Nous vivons, ce mois de Novembre, la fête de la Toussaint et celle des défunts au moment où la situation sanitaire s’aggrave, parallèlement à la dégradation de la situation économique et sociale. De nouvelles tensions intérieures et internationales surgissent également, rendant encore plus urgente l’exigence de la fraternité à laquelle nous invite le Pape François.

Je n’oublie pas les deuils vécus durant les derniers mois. Hélas ! beaucoup d’entre nous n’ont pas pu accompagner des proches jusqu’à leur dernière demeure. Des familles n’ont pas toujours pu se réunir, comme il est d’usage, lorsqu’un des leurs les quitte.

D’où venons-nous ? Où allons-nous ?

Mais devons-nous, au cœur de nos inquiétudes, nous laisser entraîner à la résignation ou même au désespoir ? Y-a-t-il une vie après la mort ? La mort est-elle la fin de tout ? L’au-delà, le ciel, la vie en Dieu, cela existe-t-il ? Ces grandes questions que les hommes de tous les temps se sont posées demeurent, certes, obscures. Pour les croyants que nous sommes pour la plupart, elles relèvent, en dernière instance, de la foi. Ainsi la lumière de la Vie nous attend !

La fête de la Toussaint nous rappelle la fin dernière des choses, c’est-à-dire le fond des choses. Quand la vie s’arrête, tout n’est pas fini pour autant. La fin d’une chose révèle ce vers quoi elle tend. Pour une plante, ce sera probablement une fleur puis un fruit. Dès sa germination, cette plante est orientée vers cette fin.

Statuts des cimetières

Conscients de cela, nous pouvons regarder l’autre face de la vie, à laquelle la Toussaint nous invite ; je veux parler de la triste réalité du délabrement de nos cimetières (le centre-ville, la Tsiémé, Moukounzi-kouaka etc…). Ces nécropoles ne bénéficient d’aucun encadrement juridique, et la puissance publique ne garantit pas leur protection. Ne serait-il pas approprié que nos cimetières, au Congo-Brazzaville, soient communaux et non privés ?

Aussi nous suggérons la création d’un conseil national des opérations funéraires qui serait une instance consultative placée auprès du ministère de l’intérieur. Il aurait un rôle de conseil auprès des pouvoirs publics pour l’élaboration d’une réglementation globale ; il serait consulté pour donner son avis sur les projets de textes élaborés à cette fin, sans oublier la dimension économique.
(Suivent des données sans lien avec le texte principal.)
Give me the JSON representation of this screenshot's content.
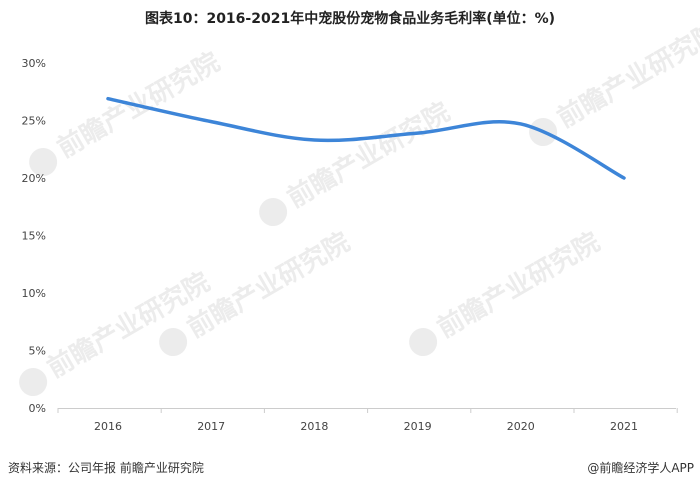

Il se prononcerait, notamment, sur une évolution vers la crémation qui, je le sais, ne fait pas encore partie de nos mœurs et coutumes ; mais le monde change, et nous sommes tous de plus en plus interconnectés.

Cimetières publics

Un maire pourra, après avoir accompli les formalités nécessaires (publicité, saisine du conseil municipal…), constater formellement l’état d’abandon d’une concession et se prononcer sur la reprise par sa commune des terrains affectés à cette concession. Cette mesure s’appliquerait, entre autres, à une concession qui n’aurait plus été entretenue depuis trente ans. Chaque cimetière serait doté d’une clôture et confié aux soins d’un gardien qui serait un agent municipal ; il serait soumis à des horaires d’ouverture et de fermeture précis. En outre, il y aurait une interdiction générale des inhumations dans les parcelles privées, espace où vivent des membres d’une famille. Nous ne réalisons pas assez qu’un cimetière est aussi un lieu laïc et culturel.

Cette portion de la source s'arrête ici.